Last edited: Apr 28, 2008
3. Apr 28, 2008

### uart

BTW, there's an error in that derivation. The x^2 term that appears in the first square bracketed term in line 4 (2nd line under the completing the square heading) should be just "x" (not squared). This error is carried all the way through the derivation BTW.

4. Apr 28, 2008

### tuanle007

yeah.i understand that part..
but how does exp(-o^2w^2/2) = exp(-x^2/2o^2)?
the arrow....

5. Apr 30, 2008

### uart

What? It never says that anywhere. The question says to prove that,

$$\Phi(\omega) = exp(-\sigma^2 \omega^2 /2)$$

You must be misreading it because nowhere does it claim the thing you state.

6. Apr 30, 2008

### HallsofIvy

It doesn't say that.

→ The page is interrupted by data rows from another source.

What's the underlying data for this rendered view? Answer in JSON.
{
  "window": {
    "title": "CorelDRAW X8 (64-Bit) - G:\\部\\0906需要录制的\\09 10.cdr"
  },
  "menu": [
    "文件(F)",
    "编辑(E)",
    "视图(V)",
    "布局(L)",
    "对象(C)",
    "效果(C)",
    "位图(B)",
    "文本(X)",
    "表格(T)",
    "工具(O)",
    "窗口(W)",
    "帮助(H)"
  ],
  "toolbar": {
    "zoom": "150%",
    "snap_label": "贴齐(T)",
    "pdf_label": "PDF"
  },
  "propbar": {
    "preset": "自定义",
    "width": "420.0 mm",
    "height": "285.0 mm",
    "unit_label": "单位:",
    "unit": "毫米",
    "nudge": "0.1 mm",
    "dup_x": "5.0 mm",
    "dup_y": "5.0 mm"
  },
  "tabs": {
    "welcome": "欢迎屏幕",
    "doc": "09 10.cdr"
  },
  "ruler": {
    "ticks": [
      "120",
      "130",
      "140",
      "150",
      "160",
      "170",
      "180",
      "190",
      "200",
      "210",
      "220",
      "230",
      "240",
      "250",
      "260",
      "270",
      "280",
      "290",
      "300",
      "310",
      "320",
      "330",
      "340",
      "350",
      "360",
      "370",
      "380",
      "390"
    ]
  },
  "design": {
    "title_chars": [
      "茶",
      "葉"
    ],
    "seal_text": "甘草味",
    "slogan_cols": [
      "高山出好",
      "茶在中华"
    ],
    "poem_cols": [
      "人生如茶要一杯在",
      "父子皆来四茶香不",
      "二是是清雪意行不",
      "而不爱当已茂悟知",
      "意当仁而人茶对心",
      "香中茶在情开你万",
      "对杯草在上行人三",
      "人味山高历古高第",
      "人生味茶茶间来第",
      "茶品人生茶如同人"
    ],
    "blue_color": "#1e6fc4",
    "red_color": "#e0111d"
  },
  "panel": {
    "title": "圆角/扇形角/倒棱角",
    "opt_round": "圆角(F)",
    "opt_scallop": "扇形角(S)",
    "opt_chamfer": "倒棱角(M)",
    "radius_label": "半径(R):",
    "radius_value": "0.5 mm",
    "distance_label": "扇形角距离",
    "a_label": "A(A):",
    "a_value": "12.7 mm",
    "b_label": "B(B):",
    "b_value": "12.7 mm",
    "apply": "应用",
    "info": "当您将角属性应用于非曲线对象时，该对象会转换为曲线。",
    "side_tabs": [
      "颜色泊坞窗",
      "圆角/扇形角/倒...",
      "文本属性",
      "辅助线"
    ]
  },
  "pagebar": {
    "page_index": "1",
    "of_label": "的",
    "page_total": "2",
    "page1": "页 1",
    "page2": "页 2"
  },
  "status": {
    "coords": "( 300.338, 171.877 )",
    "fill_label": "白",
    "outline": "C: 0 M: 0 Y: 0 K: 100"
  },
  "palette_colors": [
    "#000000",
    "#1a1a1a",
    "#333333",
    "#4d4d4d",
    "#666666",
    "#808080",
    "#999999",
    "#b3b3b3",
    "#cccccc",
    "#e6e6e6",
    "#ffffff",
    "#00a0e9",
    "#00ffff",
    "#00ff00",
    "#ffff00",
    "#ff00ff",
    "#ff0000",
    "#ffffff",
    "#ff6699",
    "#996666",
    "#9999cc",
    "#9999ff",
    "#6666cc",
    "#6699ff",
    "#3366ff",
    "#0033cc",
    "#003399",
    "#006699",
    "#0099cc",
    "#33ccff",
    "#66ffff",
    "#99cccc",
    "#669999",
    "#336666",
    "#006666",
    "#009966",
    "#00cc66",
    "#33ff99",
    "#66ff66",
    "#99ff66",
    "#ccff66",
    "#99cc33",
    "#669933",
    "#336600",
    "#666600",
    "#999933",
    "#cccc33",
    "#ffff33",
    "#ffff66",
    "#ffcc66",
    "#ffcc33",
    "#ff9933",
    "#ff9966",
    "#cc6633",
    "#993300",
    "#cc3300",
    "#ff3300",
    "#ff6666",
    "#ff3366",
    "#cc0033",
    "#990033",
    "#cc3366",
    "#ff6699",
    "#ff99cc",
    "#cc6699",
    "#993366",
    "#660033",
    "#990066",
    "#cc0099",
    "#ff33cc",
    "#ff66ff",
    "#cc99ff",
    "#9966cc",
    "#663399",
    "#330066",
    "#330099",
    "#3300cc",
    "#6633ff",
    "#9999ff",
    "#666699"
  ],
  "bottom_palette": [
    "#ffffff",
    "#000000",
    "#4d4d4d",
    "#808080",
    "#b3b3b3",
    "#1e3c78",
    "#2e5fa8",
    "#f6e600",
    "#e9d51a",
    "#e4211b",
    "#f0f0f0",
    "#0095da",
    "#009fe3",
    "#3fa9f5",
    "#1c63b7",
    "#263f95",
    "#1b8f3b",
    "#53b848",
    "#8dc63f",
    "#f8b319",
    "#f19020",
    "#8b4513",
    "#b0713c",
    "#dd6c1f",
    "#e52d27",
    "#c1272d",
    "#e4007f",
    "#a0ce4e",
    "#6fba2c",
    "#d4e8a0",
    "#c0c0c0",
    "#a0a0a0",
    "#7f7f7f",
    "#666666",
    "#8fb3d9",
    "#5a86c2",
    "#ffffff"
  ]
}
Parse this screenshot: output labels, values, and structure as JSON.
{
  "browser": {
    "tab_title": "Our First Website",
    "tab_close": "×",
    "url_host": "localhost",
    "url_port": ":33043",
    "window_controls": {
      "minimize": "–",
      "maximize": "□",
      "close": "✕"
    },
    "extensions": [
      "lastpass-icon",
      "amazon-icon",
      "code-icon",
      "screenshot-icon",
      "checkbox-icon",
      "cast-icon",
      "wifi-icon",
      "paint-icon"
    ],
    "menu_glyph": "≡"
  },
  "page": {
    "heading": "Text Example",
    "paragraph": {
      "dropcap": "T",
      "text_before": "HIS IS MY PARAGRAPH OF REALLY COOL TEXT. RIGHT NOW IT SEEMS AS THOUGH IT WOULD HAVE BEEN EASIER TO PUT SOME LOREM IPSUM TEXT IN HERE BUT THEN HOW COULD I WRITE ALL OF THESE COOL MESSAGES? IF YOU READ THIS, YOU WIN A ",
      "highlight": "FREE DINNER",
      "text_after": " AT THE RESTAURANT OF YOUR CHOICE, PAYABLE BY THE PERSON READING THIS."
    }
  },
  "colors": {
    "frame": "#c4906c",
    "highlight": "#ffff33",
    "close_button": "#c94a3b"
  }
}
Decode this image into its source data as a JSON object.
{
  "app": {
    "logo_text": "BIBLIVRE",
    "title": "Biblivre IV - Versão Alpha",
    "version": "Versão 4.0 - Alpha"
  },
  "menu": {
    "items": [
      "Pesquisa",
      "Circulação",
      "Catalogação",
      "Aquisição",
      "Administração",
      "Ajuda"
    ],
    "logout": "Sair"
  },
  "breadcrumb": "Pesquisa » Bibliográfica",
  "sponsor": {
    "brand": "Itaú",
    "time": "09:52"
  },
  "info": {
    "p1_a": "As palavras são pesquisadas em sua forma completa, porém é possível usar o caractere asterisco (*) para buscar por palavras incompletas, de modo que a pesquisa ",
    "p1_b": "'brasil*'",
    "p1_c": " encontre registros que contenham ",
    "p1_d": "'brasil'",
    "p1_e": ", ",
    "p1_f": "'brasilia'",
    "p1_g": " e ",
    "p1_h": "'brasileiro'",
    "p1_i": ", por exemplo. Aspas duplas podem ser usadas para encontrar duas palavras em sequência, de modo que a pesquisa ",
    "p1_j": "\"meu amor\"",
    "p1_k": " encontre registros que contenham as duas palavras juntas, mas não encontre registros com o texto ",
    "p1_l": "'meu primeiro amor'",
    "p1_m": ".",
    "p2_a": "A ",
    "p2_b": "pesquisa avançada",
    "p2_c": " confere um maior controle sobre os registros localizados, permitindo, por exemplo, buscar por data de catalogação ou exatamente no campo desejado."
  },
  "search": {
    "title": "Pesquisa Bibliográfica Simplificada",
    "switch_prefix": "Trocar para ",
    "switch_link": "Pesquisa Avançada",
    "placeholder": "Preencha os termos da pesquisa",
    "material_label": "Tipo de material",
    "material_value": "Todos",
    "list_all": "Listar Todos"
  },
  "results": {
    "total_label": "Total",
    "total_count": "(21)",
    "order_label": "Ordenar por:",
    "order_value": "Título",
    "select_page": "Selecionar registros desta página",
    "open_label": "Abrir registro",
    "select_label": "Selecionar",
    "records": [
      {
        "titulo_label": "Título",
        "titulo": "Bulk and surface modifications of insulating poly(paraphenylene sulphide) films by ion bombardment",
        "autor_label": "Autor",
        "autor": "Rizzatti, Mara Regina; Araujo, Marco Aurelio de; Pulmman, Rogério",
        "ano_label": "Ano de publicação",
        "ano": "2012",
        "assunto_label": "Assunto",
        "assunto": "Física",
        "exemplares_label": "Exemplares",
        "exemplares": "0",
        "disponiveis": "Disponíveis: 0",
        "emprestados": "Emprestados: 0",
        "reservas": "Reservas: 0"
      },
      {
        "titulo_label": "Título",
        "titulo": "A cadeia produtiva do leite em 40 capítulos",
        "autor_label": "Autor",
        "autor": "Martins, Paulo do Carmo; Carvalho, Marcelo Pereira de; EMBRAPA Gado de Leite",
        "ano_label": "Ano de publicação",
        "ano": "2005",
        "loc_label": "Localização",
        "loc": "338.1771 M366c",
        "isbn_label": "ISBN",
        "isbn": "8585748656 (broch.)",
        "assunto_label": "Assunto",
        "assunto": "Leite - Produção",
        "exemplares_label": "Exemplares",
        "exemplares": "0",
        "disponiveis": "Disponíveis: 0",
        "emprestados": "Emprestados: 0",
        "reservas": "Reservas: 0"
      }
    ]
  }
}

It says that you are to prove that the [/b]characteristic function[/b] for the the Gaussian distribution is
$$e^{\frac{-\sigma^2\omega^2}{2}}[/itex] and them immediately uses the fact that the Gaussian distribution (with mean 0) itself can be written as [tex]e^{\frac{-x^2}{2\sigma^2}$$

Those are two completely different functions.